Вспоминая хрущевское утверждение о военной неграмотности Сталина, Петр
Пантелеймонович говорил: "Нет, Петро, это неправда, что Сталин не разбирался
в военном деле. Ротой он, может, и не сумел бы командовать, но на своем
месте он понимал лучше, чем кто-нибудь из нас, его окружавших. Если в каком
вопросе ему было что-то неясно, он спрашивал. Он никогда не стеснялся
спрашивать. По одному и тому же вопросу спрашивал нескольких человек. И
всегда умел выбрать лучшее из предложений или давать свое оригинальное
решение.
И людей он умел подбирать. Вот хотя бы и с Василевским. Чтобы заметить
способности и не считаясь ни с чем поднять на такую высоту, надо быть
Сталиным.
Мы до позднего вечера сидели, беседуя. Лился и лился рассказ не о
вожде, а о человеке. Я не могу все пересказать потому, что многое
выветрилось из головы, и ввиду того, что пишу я не воспоминания о Сталине. Я
хочу лишь показать читателю, какими мы подошли к XX съезду. Мы только
прослушали страшный доклад о преступлениях Сталина и, несмотря на это, мы
сидели и с увлечением вспоминали о нем только хорошее, стремились снять с
души тяжкий осадок от прослушанного доклада.
Подлинный перелом в моем мышлении начался после этого съезда. Уже на
следующий день я пошел к Колесниченко и попросил доклад Хрущева на руки.

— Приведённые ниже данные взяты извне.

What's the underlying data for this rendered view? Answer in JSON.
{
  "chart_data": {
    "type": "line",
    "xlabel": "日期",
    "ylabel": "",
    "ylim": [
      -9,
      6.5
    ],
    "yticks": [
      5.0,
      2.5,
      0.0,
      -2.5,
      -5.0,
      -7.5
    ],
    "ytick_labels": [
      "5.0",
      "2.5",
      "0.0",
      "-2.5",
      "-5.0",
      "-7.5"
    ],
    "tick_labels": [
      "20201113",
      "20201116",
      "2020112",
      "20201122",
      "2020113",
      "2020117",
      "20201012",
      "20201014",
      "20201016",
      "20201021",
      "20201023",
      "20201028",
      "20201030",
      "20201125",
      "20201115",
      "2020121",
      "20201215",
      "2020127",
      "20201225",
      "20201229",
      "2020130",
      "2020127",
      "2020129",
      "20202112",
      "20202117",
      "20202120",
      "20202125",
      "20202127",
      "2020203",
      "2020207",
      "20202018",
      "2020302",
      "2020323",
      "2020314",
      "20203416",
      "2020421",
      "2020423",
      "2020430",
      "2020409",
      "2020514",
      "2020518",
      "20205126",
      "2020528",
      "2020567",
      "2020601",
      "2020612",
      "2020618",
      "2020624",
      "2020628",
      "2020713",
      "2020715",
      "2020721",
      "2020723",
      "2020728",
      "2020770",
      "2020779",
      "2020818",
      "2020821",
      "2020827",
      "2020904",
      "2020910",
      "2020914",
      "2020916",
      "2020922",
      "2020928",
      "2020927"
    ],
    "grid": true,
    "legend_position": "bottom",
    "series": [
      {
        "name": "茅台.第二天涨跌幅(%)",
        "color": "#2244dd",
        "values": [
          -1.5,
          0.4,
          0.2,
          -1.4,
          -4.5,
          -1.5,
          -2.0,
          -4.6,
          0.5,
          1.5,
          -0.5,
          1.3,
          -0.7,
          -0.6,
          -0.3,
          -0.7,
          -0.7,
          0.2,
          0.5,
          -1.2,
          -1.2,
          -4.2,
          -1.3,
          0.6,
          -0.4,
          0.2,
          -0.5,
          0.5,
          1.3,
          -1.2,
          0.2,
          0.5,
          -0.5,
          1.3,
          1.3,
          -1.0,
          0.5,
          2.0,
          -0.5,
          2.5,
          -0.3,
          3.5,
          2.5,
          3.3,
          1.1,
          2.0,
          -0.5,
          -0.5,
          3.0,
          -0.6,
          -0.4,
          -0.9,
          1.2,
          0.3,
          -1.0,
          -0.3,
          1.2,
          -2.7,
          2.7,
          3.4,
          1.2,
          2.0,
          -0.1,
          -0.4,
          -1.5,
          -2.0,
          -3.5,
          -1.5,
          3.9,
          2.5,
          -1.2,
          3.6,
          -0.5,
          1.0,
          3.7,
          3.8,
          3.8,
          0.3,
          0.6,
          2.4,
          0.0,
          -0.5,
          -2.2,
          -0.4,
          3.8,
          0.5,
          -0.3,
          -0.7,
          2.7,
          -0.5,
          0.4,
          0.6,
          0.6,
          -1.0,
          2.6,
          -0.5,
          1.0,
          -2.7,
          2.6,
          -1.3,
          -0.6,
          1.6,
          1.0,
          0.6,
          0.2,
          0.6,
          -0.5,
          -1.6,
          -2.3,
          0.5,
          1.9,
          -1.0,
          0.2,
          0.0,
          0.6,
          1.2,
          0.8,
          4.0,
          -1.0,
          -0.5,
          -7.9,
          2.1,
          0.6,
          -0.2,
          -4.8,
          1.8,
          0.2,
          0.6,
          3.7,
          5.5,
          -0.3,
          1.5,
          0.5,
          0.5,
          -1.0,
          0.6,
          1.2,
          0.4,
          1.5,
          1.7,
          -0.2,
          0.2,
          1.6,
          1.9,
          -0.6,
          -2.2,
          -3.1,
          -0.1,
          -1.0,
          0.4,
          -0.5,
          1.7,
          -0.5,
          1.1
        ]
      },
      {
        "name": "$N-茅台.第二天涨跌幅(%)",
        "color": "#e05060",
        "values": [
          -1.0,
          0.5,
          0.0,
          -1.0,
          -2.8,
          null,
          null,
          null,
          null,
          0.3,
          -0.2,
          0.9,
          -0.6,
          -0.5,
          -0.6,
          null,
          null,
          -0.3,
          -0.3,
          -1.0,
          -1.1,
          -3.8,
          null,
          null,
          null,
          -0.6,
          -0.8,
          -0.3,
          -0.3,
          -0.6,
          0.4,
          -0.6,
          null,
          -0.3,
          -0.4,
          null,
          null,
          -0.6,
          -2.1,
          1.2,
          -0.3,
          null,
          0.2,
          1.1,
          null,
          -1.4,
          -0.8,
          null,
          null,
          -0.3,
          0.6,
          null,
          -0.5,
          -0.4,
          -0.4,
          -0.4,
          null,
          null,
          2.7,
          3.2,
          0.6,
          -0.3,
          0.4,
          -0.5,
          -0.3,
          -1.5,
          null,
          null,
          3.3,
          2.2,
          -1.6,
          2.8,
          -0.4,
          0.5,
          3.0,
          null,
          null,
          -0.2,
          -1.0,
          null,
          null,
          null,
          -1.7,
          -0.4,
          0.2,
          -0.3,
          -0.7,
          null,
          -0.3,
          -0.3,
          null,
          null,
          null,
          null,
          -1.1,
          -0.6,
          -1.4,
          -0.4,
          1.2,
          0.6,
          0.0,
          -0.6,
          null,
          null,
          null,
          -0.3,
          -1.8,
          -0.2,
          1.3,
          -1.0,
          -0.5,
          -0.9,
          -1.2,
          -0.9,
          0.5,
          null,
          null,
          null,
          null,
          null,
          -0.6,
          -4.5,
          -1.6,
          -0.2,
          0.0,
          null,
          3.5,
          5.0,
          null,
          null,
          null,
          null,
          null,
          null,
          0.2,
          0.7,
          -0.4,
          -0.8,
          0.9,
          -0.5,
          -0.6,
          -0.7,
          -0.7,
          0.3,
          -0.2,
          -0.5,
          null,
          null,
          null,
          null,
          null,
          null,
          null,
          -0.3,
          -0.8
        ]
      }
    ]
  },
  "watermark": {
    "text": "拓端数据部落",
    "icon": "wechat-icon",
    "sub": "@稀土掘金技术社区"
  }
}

Получив его на 2 часа, я уселся работать. Я не торопился - перечитывал
важные места, делал выписки в рабочую тетрадь. Мне было обещано, что я смогу
взять еще раз на 2 часа. Но потом мне было разрешено задержать доклад до
утра следующего дня. Поэтому я смог основательно усвоить его содержание. Оно
потрясло меня, охватило ужасом и отвращением. Но так сильно было партийное
воспитание, так укоренились традиции сталинщины, что я не споря против
оценки событий еще долго продолжал утверждать, что ЦК не имел права выносить
все это на народ. "Нельзя устраивать канкан на могиле великого человека", -
говорил я. - "Нельзя оплевывать собственное знамя. Пусть ЦК постепенно
устраняет допущенные беззакония, исправляет ошибки, но зачем этот
неприличный галас. Ведь шум этот дойдет до беспартийных и будет использован
врагами коммунизма, врагами нашей партии". Потребовалось значительное время
и ряд бесед с Василием Ивановичем Теслей и с Митей Черненко, особенно с
последним, пока до меня, наконец, начало доходить, что такие беззакония в
тиши не исправляются, что именно в тиши они родятся, развиваются, растут.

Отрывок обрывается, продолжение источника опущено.